Norweg Andreas Mikkelsen wygrał Rajd Hiszpanii - przedostatnią rundę samochodowych mistrzostw świata. Ogromnego pecha miał Francuz Sebastien Ogier, który prowadził z przewagą 50 sekund, ale na ostatnim odcinku specjalnym wypadł z trasy i nie ukończył rywalizacji.

Norweg Andreas Mikkelsen wygrał Rajd Hiszpanii - przedostatnią rundę samochodowych mistrzostw świata. Ogromnego pecha miał Francuz Sebastien Ogier, który prowadził z przewagą 50 sekund, ale na ostatnim odcinku specjalnym wypadł z trasy i nie ukończył rywalizacji.
Sebastien Ogier na trasie Rajdu Hiszpanii /Reporter Images /PAP/EPA

Ostatnim, 23. odcinkiem rajdu był tzw. Power Stage, na którym trzech pierwszych zawodników może zdobyć punkty bonusowe. W połowie przejazdu Ogier - który już wcześniej zapewnił sobie trzeci z rzędu tytuł mistrza świata - uderzył w barierę, co skończyło się urwaniem koła.

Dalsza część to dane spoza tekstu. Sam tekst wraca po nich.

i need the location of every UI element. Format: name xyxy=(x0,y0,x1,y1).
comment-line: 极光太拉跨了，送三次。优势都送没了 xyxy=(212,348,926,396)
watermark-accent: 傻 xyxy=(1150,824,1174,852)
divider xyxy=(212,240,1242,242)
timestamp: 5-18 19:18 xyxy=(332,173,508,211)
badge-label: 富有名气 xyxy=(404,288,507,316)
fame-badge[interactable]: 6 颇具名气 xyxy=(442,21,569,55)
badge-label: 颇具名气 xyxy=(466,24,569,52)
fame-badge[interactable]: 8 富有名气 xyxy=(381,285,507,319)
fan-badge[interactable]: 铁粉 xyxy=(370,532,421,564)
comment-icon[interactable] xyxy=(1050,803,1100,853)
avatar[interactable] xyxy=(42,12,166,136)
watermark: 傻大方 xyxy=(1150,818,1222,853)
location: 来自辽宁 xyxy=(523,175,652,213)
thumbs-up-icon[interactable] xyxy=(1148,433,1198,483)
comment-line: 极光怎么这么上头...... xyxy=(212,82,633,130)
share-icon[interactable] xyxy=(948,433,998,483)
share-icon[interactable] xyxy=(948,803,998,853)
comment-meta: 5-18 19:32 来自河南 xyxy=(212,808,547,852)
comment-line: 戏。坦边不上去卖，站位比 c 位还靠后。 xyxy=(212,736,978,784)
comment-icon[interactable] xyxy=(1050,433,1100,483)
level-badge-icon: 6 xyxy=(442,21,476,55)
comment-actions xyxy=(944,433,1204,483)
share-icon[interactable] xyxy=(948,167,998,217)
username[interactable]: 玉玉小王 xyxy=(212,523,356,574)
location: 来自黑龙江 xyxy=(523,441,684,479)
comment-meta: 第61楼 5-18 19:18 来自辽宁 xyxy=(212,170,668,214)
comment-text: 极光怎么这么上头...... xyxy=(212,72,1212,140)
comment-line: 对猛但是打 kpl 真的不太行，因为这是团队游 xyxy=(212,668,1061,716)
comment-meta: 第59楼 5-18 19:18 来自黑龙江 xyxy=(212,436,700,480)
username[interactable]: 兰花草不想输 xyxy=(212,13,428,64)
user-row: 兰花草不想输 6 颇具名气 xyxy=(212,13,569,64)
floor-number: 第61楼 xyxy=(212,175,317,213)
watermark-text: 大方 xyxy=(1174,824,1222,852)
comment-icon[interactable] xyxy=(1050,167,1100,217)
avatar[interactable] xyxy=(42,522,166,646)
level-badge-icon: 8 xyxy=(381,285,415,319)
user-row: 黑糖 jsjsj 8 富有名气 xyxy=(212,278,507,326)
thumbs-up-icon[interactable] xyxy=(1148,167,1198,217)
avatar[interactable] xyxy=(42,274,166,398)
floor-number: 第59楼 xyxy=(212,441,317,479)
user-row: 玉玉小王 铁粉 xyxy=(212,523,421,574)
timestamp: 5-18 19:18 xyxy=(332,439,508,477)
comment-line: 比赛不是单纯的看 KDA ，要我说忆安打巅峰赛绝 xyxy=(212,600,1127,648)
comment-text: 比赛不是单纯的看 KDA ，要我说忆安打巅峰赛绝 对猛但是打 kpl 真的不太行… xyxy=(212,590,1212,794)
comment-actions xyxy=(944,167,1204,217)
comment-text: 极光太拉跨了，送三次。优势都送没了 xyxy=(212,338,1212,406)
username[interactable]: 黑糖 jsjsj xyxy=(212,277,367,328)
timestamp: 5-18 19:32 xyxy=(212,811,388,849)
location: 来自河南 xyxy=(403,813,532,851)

Mikkelsen cieszył się natomiast z pierwszego w karierze zwycięstwa w zawodach zaliczanych do mistrzostw świata. O zaledwie 3,8 s Wyprzedził Fina Jari-Matti Latvalę, zaś o 21,2 s reprezentanta gospodarzy Daniego Sordo.

Na 11. pozycji uplasował się Robert Kubica (Ford Fiesta WRC), startujący z pilotem Maciejem Szczepaniakiem. W poprzednich dniach Polak czterokrotnie uszkodził opony, tracąc w ten sposób szansę na wysoką lokatę, ale w niedzielę pojechał dobrze i awansował z 16. pozycji.

Ostatnią imprezą sezonu będzie w połowie listopada Rajd Wielkiej Brytanii.